Проклятие Гавайев - Томпсон Хантер С. 4 стр.


Я пристально смотрел на бармена. Мускулы на его шее, казалось, набухли, но я не был уверен. Скиннер медленно стекал по табурету, неспособный делать что-либо быстро. Лестница в фойе была всего в шести метрах от меня, и я знал, что смогу до нее добраться, прежде чем скотина по ту сторону стойки распустит руки.

Но он оставался спокоен. Скиннер заказал еще пару маргарит и попросил счет, который оплатил золотой "Американ Экспресс".

Внезапно телефон у стойки разразился канонадой пронзительных звонков. То была моя невеста, набравшая из номера. Звонили спортивные комментаторы, сообщила она. Сказали, что Ральф и я приняты к участию в Марафоне.

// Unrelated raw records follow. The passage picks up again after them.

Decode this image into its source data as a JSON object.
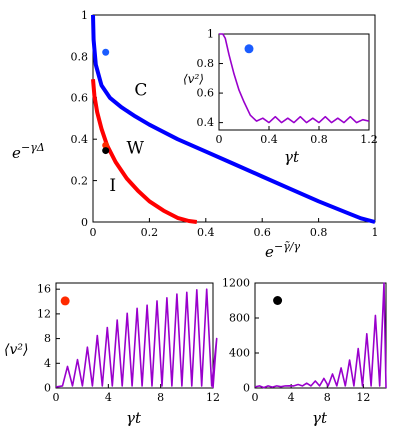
{
  "chart_data": [
    {
      "type": "line",
      "panel": "main",
      "xlabel": "e^{-γ̃/γ}",
      "ylabel": "e^{-γΔ}",
      "xlim": [
        0,
        1
      ],
      "ylim": [
        0,
        1
      ],
      "xticks": [
        "0",
        "0.2",
        "0.4",
        "0.6",
        "0.8",
        "1"
      ],
      "yticks": [
        "0",
        "0.2",
        "0.4",
        "0.6",
        "0.8",
        "1"
      ],
      "series": [
        {
          "color": "#0000ff",
          "x": [
            0,
            0.002,
            0.01,
            0.03,
            0.06,
            0.1,
            0.15,
            0.2,
            0.3,
            0.4,
            0.5,
            0.6,
            0.7,
            0.8,
            0.9,
            0.95,
            1.0
          ],
          "y": [
            1.0,
            0.88,
            0.76,
            0.66,
            0.6,
            0.555,
            0.51,
            0.47,
            0.4,
            0.34,
            0.28,
            0.22,
            0.16,
            0.1,
            0.045,
            0.018,
            0.0
          ]
        },
        {
          "color": "#ff0000",
          "x": [
            0,
            0.005,
            0.015,
            0.03,
            0.05,
            0.08,
            0.12,
            0.16,
            0.2,
            0.25,
            0.3,
            0.34,
            0.368
          ],
          "y": [
            0.69,
            0.61,
            0.53,
            0.45,
            0.37,
            0.29,
            0.21,
            0.15,
            0.1,
            0.055,
            0.02,
            0.005,
            0.0
          ]
        }
      ],
      "points": [
        {
          "x": 0.045,
          "y": 0.82,
          "color": "#1a5cff"
        },
        {
          "x": 0.045,
          "y": 0.37,
          "color": "#ff2a00"
        },
        {
          "x": 0.045,
          "y": 0.345,
          "color": "#000000"
        }
      ],
      "region_labels": [
        {
          "text": "C",
          "x": 0.17,
          "y": 0.61
        },
        {
          "text": "W",
          "x": 0.15,
          "y": 0.33
        },
        {
          "text": "I",
          "x": 0.07,
          "y": 0.15
        }
      ]
    },
    {
      "type": "line",
      "panel": "inset",
      "xlabel": "γt",
      "ylabel": "⟨v²⟩",
      "xlim": [
        0,
        1.2
      ],
      "ylim": [
        0.35,
        1.0
      ],
      "xticks": [
        "0",
        "0.4",
        "0.8",
        "1.2"
      ],
      "yticks": [
        "0.4",
        "0.6",
        "0.8",
        "1"
      ],
      "series": [
        {
          "color": "#9900cc",
          "x": [
            0,
            0.03,
            0.05,
            0.08,
            0.12,
            0.16,
            0.2,
            0.25,
            0.3,
            0.35,
            0.4,
            0.45,
            0.5,
            0.55,
            0.6,
            0.65,
            0.7,
            0.75,
            0.8,
            0.85,
            0.9,
            0.95,
            1.0,
            1.05,
            1.1,
            1.15,
            1.2
          ],
          "y": [
            1.0,
            1.0,
            0.97,
            0.86,
            0.73,
            0.62,
            0.54,
            0.45,
            0.41,
            0.43,
            0.4,
            0.44,
            0.4,
            0.43,
            0.4,
            0.44,
            0.4,
            0.43,
            0.4,
            0.44,
            0.4,
            0.43,
            0.4,
            0.44,
            0.4,
            0.42,
            0.41
          ]
        }
      ],
      "points": [
        {
          "x": 0.24,
          "y": 0.9,
          "color": "#1a5cff"
        }
      ]
    },
    {
      "type": "line",
      "panel": "bottom-left",
      "xlabel": "γt",
      "ylabel": "⟨v²⟩",
      "xlim": [
        0,
        12
      ],
      "ylim": [
        0,
        17
      ],
      "xticks": [
        "0",
        "4",
        "8",
        "12"
      ],
      "yticks": [
        "0",
        "4",
        "8",
        "12",
        "16"
      ],
      "series": [
        {
          "color": "#9900cc",
          "peaks": [
            3.5,
            4.6,
            6.6,
            8.5,
            9.8,
            11.0,
            12.1,
            12.9,
            13.4,
            14.1,
            14.6,
            15.2,
            15.5,
            15.9,
            16.0,
            8.0
          ],
          "period": 0.76,
          "start": 0.5
        }
      ],
      "points": [
        {
          "x": 0.7,
          "y": 14.1,
          "color": "#ff2a00"
        }
      ]
    },
    {
      "type": "line",
      "panel": "bottom-right",
      "xlabel": "γt",
      "ylabel": "",
      "xlim": [
        0,
        14.5
      ],
      "ylim": [
        0,
        1200
      ],
      "xticks": [
        "0",
        "4",
        "8",
        "12"
      ],
      "yticks": [
        "0",
        "400",
        "800",
        "1200"
      ],
      "series": [
        {
          "color": "#9900cc",
          "peaks": [
            5,
            10,
            15,
            25,
            40,
            55,
            80,
            110,
            160,
            230,
            320,
            450,
            620,
            830,
            1200
          ],
          "period": 0.95,
          "start": 0.5
        }
      ],
      "points": [
        {
          "x": 2.5,
          "y": 1000,
          "color": "#000000"
        }
      ]
    }
  ]
}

– Не разговаривай с подонками, – предостерег я ее, – все, что ты им скажешь, будет использовано против нас.

– С одним я уже пообщалась, – сказала она, – он постучал в дверь и сказал, что это Боб Арум.

– Хорошо, – одобрил я, – Боб – наш человек.

– Это был не Арум, – сказала она, – а тот кретин, которого мы встретили в Вегасе, из "Нью-Йорк Пост".

– Запрись, – велел я, – это Марли. Скажи ему, мне нездоровится. Меня, типа, сняли с самолета в Хило. Имени врача ты не знаешь.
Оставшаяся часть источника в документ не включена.